Dang, those things look like trees!  Or maybe its just a small grow room.  How tall are those?  I startin to get concerned about the height on my plants gettin outta hand.


----------



## megan23247 (Mar 13, 2009)

KeepsTen said:
			
		

> Dang, those things look like trees! Or maybe its just a small grow room. How tall are those? I startin to get concerned about the height on my plants gettin outta hand.


 
*Well they range in height from about 4 ft tall to bout 6 ft tall.  Im 4'11 and atleast 3 of them are a foot taller than I am!   Thanks for stoppin by buddy. *


----------



## megan23247 (Apr 18, 2009)

*Hey yall!  So im finished growing the pursang finally and I ended up with about 8 ounces off these girls which I thought was pretty good. 

As far as the high and taste of this stuff....

The high is very strong and almost immediate I have yet to finish a whole joint put it that way and I smoke A LOT. :hubba: 

BUT the taste and smell of this stuff isnt my fav infact I cant wait for my Northern Lights to be done so I can start smoking it again cause the taste of this stuff is so different.  Its a cross between lemons-Pine Sol-and-Spice, at first its kinda good but the after taste is ew.  Not all of the plants were like this and a couple of them are kinda good cause they have less Pursang charecteristics and more of the Jack Herrer and NL taste and smell to um.

OH and the worst part is this stuff makes me cough TOOOO much!  I hate when good weed makes me cough to the point that I cant enjoy it and cant smoke as much as I like cause I cant breath. lol.

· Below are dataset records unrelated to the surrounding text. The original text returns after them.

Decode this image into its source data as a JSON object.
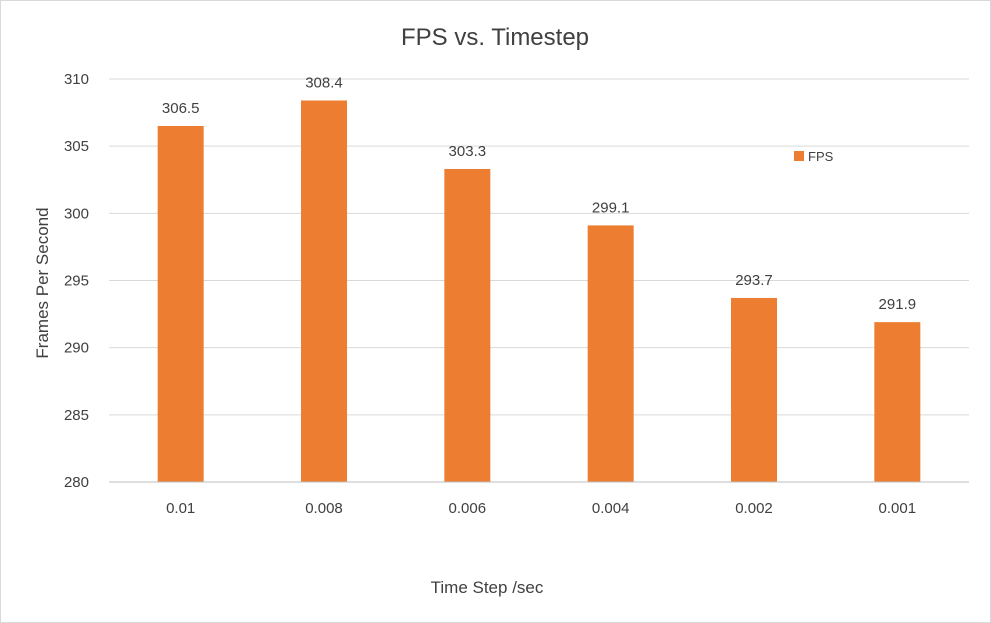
{
  "chart_data": {
    "type": "bar",
    "title": "FPS vs. Timestep",
    "xlabel": "Time Step /sec",
    "ylabel": "Frames Per Second",
    "categories": [
      "0.01",
      "0.008",
      "0.006",
      "0.004",
      "0.002",
      "0.001"
    ],
    "series": [
      {
        "name": "FPS",
        "values": [
          306.5,
          308.4,
          303.3,
          299.1,
          293.7,
          291.9
        ],
        "color": "#ED7D31"
      }
    ],
    "data_labels": [
      "306.5",
      "308.4",
      "303.3",
      "299.1",
      "293.7",
      "291.9"
    ],
    "ylim": [
      280,
      310
    ],
    "yticks": [
      "280",
      "285",
      "290",
      "295",
      "300",
      "305",
      "310"
    ],
    "grid": true,
    "legend_position": "right"
  }
}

Anyway here are some pictures...

*


----------



## Mutt (Apr 18, 2009)

Great Grow   Look forward to the Nl grow :hubba: 





> OH and the worst part is this stuff makes me cough TOOOO much! I hate when good weed makes me cough to the point that I cant enjoy it and cant smoke as much as I like cause I cant breath


 
LOL gotta cough to get off  j/k
I know what you mean...some smoke just burns different than others. Flavor is a big thing to me too.


----------



## 4u2sm0ke (Apr 18, 2009)

megan23247 said:
			
		

> *Hey yall! So im finished growing the pursang finally and I ended up with about 8 ounces off these girls which I thought was pretty good. *
> 
> 
> *OH and the worst part is this stuff makes me cough TOOOO much! I hate when good weed makes me cough to the point that I cant enjoy it and cant smoke as much as I like cause I cant breath. lol.*


 

:ciao:  *megan*..8 ounces is awesome...and coughing  is a good thing..like Mutt said.."if you dont cough...you dont get off"  lol  enjoy your smoke..very good job..Bring on the NL:clap:


----------



## dekgib (Jul 6, 2009)

wow i am really behind


----------



## megan23247 (Jul 16, 2009)

*Hey Yall!! 

I havent updated this thread in a LONG time and now that ive had the chance to grow this strain a a few times I have totally changed my opinion on it...

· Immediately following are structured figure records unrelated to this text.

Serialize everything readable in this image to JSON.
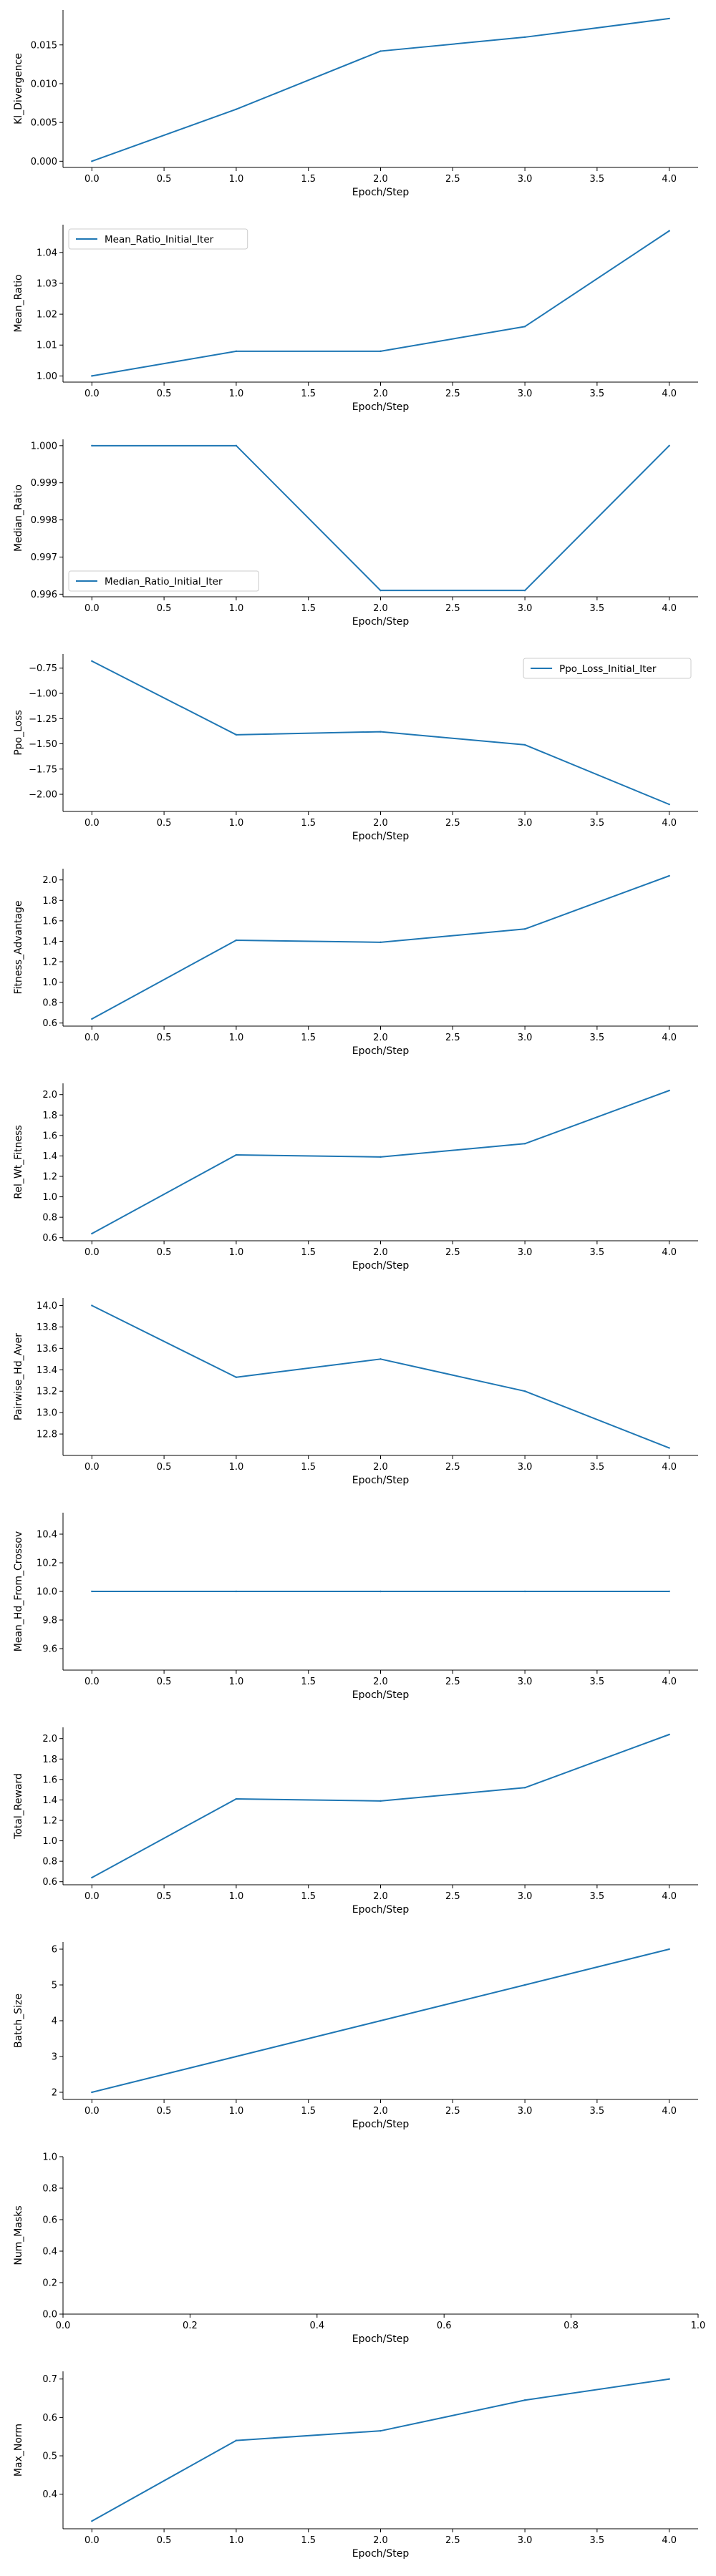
{
  "chart_data": [
    {
      "type": "line",
      "xlabel": "Epoch/Step",
      "ylabel": "Kl_Divergence",
      "x": [
        0.0,
        1.0,
        2.0,
        3.0,
        4.0
      ],
      "series": [
        {
          "values": [
            0.0,
            0.0067,
            0.0142,
            0.016,
            0.0184
          ],
          "color": "#1f77b4"
        }
      ],
      "xlim": [
        -0.2,
        4.2
      ],
      "ylim": [
        -0.0008,
        0.0195
      ],
      "xticks": [
        "0.0",
        "0.5",
        "1.0",
        "1.5",
        "2.0",
        "2.5",
        "3.0",
        "3.5",
        "4.0"
      ],
      "yticks": [
        "0.000",
        "0.005",
        "0.010",
        "0.015"
      ],
      "ytick_values": [
        0.0,
        0.005,
        0.01,
        0.015
      ],
      "legend": null
    },
    {
      "type": "line",
      "xlabel": "Epoch/Step",
      "ylabel": "Mean_Ratio",
      "x": [
        0.0,
        1.0,
        2.0,
        3.0,
        4.0
      ],
      "series": [
        {
          "name": "Mean_Ratio_Initial_Iter",
          "values": [
            1.0,
            1.008,
            1.008,
            1.016,
            1.047
          ],
          "color": "#1f77b4"
        }
      ],
      "xlim": [
        -0.2,
        4.2
      ],
      "ylim": [
        0.998,
        1.049
      ],
      "xticks": [
        "0.0",
        "0.5",
        "1.0",
        "1.5",
        "2.0",
        "2.5",
        "3.0",
        "3.5",
        "4.0"
      ],
      "yticks": [
        "1.00",
        "1.01",
        "1.02",
        "1.03",
        "1.04"
      ],
      "ytick_values": [
        1.0,
        1.01,
        1.02,
        1.03,
        1.04
      ],
      "legend": "upper left"
    },
    {
      "type": "line",
      "xlabel": "Epoch/Step",
      "ylabel": "Median_Ratio",
      "x": [
        0.0,
        1.0,
        2.0,
        3.0,
        4.0
      ],
      "series": [
        {
          "name": "Median_Ratio_Initial_Iter",
          "values": [
            1.0,
            1.0,
            0.9961,
            0.9961,
            1.0
          ],
          "color": "#1f77b4"
        }
      ],
      "xlim": [
        -0.2,
        4.2
      ],
      "ylim": [
        0.99593,
        1.00017
      ],
      "xticks": [
        "0.0",
        "0.5",
        "1.0",
        "1.5",
        "2.0",
        "2.5",
        "3.0",
        "3.5",
        "4.0"
      ],
      "yticks": [
        "0.996",
        "0.997",
        "0.998",
        "0.999",
        "1.000"
      ],
      "ytick_values": [
        0.996,
        0.997,
        0.998,
        0.999,
        1.0
      ],
      "legend": "lower left"
    },
    {
      "type": "line",
      "xlabel": "Epoch/Step",
      "ylabel": "Ppo_Loss",
      "x": [
        0.0,
        1.0,
        2.0,
        3.0,
        4.0
      ],
      "series": [
        {
          "name": "Ppo_Loss_Initial_Iter",
          "values": [
            -0.68,
            -1.41,
            -1.38,
            -1.51,
            -2.1
          ],
          "color": "#1f77b4"
        }
      ],
      "xlim": [
        -0.2,
        4.2
      ],
      "ylim": [
        -2.17,
        -0.61
      ],
      "xticks": [
        "0.0",
        "0.5",
        "1.0",
        "1.5",
        "2.0",
        "2.5",
        "3.0",
        "3.5",
        "4.0"
      ],
      "yticks": [
        "−0.75",
        "−1.00",
        "−1.25",
        "−1.50",
        "−1.75",
        "−2.00"
      ],
      "ytick_values": [
        -0.75,
        -1.0,
        -1.25,
        -1.5,
        -1.75,
        -2.0
      ],
      "legend": "upper right"
    },
    {
      "type": "line",
      "xlabel": "Epoch/Step",
      "ylabel": "Fitness_Advantage",
      "x": [
        0.0,
        1.0,
        2.0,
        3.0,
        4.0
      ],
      "series": [
        {
          "values": [
            0.64,
            1.41,
            1.39,
            1.52,
            2.04
          ],
          "color": "#1f77b4"
        }
      ],
      "xlim": [
        -0.2,
        4.2
      ],
      "ylim": [
        0.57,
        2.11
      ],
      "xticks": [
        "0.0",
        "0.5",
        "1.0",
        "1.5",
        "2.0",
        "2.5",
        "3.0",
        "3.5",
        "4.0"
      ],
      "yticks": [
        "0.6",
        "0.8",
        "1.0",
        "1.2",
        "1.4",
        "1.6",
        "1.8",
        "2.0"
      ],
      "ytick_values": [
        0.6,
        0.8,
        1.0,
        1.2,
        1.4,
        1.6,
        1.8,
        2.0
      ],
      "legend": null
    },
    {
      "type": "line",
      "xlabel": "Epoch/Step",
      "ylabel": "Rel_Wt_Fitness",
      "x": [
        0.0,
        1.0,
        2.0,
        3.0,
        4.0
      ],
      "series": [
        {
          "values": [
            0.64,
            1.41,
            1.39,
            1.52,
            2.04
          ],
          "color": "#1f77b4"
        }
      ],
      "xlim": [
        -0.2,
        4.2
      ],
      "ylim": [
        0.57,
        2.11
      ],
      "xticks": [
        "0.0",
        "0.5",
        "1.0",
        "1.5",
        "2.0",
        "2.5",
        "3.0",
        "3.5",
        "4.0"
      ],
      "yticks": [
        "0.6",
        "0.8",
        "1.0",
        "1.2",
        "1.4",
        "1.6",
        "1.8",
        "2.0"
      ],
      "ytick_values": [
        0.6,
        0.8,
        1.0,
        1.2,
        1.4,
        1.6,
        1.8,
        2.0
      ],
      "legend": null
    },
    {
      "type": "line",
      "xlabel": "Epoch/Step",
      "ylabel": "Pairwise_Hd_Aver",
      "x": [
        0.0,
        1.0,
        2.0,
        3.0,
        4.0
      ],
      "series": [
        {
          "values": [
            14.0,
            13.33,
            13.5,
            13.2,
            12.67
          ],
          "color": "#1f77b4"
        }
      ],
      "xlim": [
        -0.2,
        4.2
      ],
      "ylim": [
        12.6,
        14.07
      ],
      "xticks": [
        "0.0",
        "0.5",
        "1.0",
        "1.5",
        "2.0",
        "2.5",
        "3.0",
        "3.5",
        "4.0"
      ],
      "yticks": [
        "12.8",
        "13.0",
        "13.2",
        "13.4",
        "13.6",
        "13.8",
        "14.0"
      ],
      "ytick_values": [
        12.8,
        13.0,
        13.2,
        13.4,
        13.6,
        13.8,
        14.0
      ],
      "legend": null
    },
    {
      "type": "line",
      "xlabel": "Epoch/Step",
      "ylabel": "Mean_Hd_From_Crossov",
      "x": [
        0.0,
        1.0,
        2.0,
        3.0,
        4.0
      ],
      "series": [
        {
          "values": [
            10.0,
            10.0,
            10.0,
            10.0,
            10.0
          ],
          "color": "#1f77b4"
        }
      ],
      "xlim": [
        -0.2,
        4.2
      ],
      "ylim": [
        9.45,
        10.55
      ],
      "xticks": [
        "0.0",
        "0.5",
        "1.0",
        "1.5",
        "2.0",
        "2.5",
        "3.0",
        "3.5",
        "4.0"
      ],
      "yticks": [
        "9.6",
        "9.8",
        "10.0",
        "10.2",
        "10.4"
      ],
      "ytick_values": [
        9.6,
        9.8,
        10.0,
        10.2,
        10.4
      ],
      "legend": null
    },
    {
      "type": "line",
      "xlabel": "Epoch/Step",
      "ylabel": "Total_Reward",
      "x": [
        0.0,
        1.0,
        2.0,
        3.0,
        4.0
      ],
      "series": [
        {
          "values": [
            0.64,
            1.41,
            1.39,
            1.52,
            2.04
          ],
          "color": "#1f77b4"
        }
      ],
      "xlim": [
        -0.2,
        4.2
      ],
      "ylim": [
        0.57,
        2.11
      ],
      "xticks": [
        "0.0",
        "0.5",
        "1.0",
        "1.5",
        "2.0",
        "2.5",
        "3.0",
        "3.5",
        "4.0"
      ],
      "yticks": [
        "0.6",
        "0.8",
        "1.0",
        "1.2",
        "1.4",
        "1.6",
        "1.8",
        "2.0"
      ],
      "ytick_values": [
        0.6,
        0.8,
        1.0,
        1.2,
        1.4,
        1.6,
        1.8,
        2.0
      ],
      "legend": null
    },
    {
      "type": "line",
      "xlabel": "Epoch/Step",
      "ylabel": "Batch_Size",
      "x": [
        0.0,
        1.0,
        2.0,
        3.0,
        4.0
      ],
      "series": [
        {
          "values": [
            2,
            3,
            4,
            5,
            6
          ],
          "color": "#1f77b4"
        }
      ],
      "xlim": [
        -0.2,
        4.2
      ],
      "ylim": [
        1.8,
        6.2
      ],
      "xticks": [
        "0.0",
        "0.5",
        "1.0",
        "1.5",
        "2.0",
        "2.5",
        "3.0",
        "3.5",
        "4.0"
      ],
      "yticks": [
        "2",
        "3",
        "4",
        "5",
        "6"
      ],
      "ytick_values": [
        2,
        3,
        4,
        5,
        6
      ],
      "legend": null
    },
    {
      "type": "line",
      "xlabel": "Epoch/Step",
      "ylabel": "Num_Masks",
      "x": [],
      "series": [],
      "xlim": [
        0.0,
        1.0
      ],
      "ylim": [
        0.0,
        1.0
      ],
      "xticks": [
        "0.0",
        "0.2",
        "0.4",
        "0.6",
        "0.8",
        "1.0"
      ],
      "xtick_values": [
        0.0,
        0.2,
        0.4,
        0.6,
        0.8,
        1.0
      ],
      "yticks": [
        "0.0",
        "0.2",
        "0.4",
        "0.6",
        "0.8",
        "1.0"
      ],
      "ytick_values": [
        0.0,
        0.2,
        0.4,
        0.6,
        0.8,
        1.0
      ],
      "legend": null
    },
    {
      "type": "line",
      "xlabel": "Epoch/Step",
      "ylabel": "Max_Norm",
      "x": [
        0.0,
        1.0,
        2.0,
        3.0,
        4.0
      ],
      "series": [
        {
          "values": [
            0.33,
            0.54,
            0.565,
            0.645,
            0.7
          ],
          "color": "#1f77b4"
        }
      ],
      "xlim": [
        -0.2,
        4.2
      ],
      "ylim": [
        0.31,
        0.72
      ],
      "xticks": [
        "0.0",
        "0.5",
        "1.0",
        "1.5",
        "2.0",
        "2.5",
        "3.0",
        "3.5",
        "4.0"
      ],
      "yticks": [
        "0.4",
        "0.5",
        "0.6",
        "0.7"
      ],
      "ytick_values": [
        0.4,
        0.5,
        0.6,
        0.7
      ],
      "legend": null
    }
  ]
}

This stuff really grew on me and EVERYONE that has tried it loves it!  Ive culled out the ones that I didnt like and that left me with two plants.  This stuff is SUPER strong and if I smoke too much I have a hard time going into public without getting paranoid. lol.  I have yet to EVER finish a joint of this stuff cause the high comes on very quick and soars. Pursang is easy to grow and gets big if you leave it in veg too long so if your growing it indoors I like to put da clones in flower when they are like 10 to 12'in tall by the time they are harvested they are about 2 1/2- 3 ft tall.  

If you ever get the chance to try this stuff I would go for it.  I plan on growing this stuff for a long time cause its now one of my favs so I will post some pics soon of the crop I have going now.   *


----------



## dekgib (Jul 20, 2009)

i will keep my eyes and ears open for some of that


----------



## Capone (Aug 20, 2012)

where you been?


----------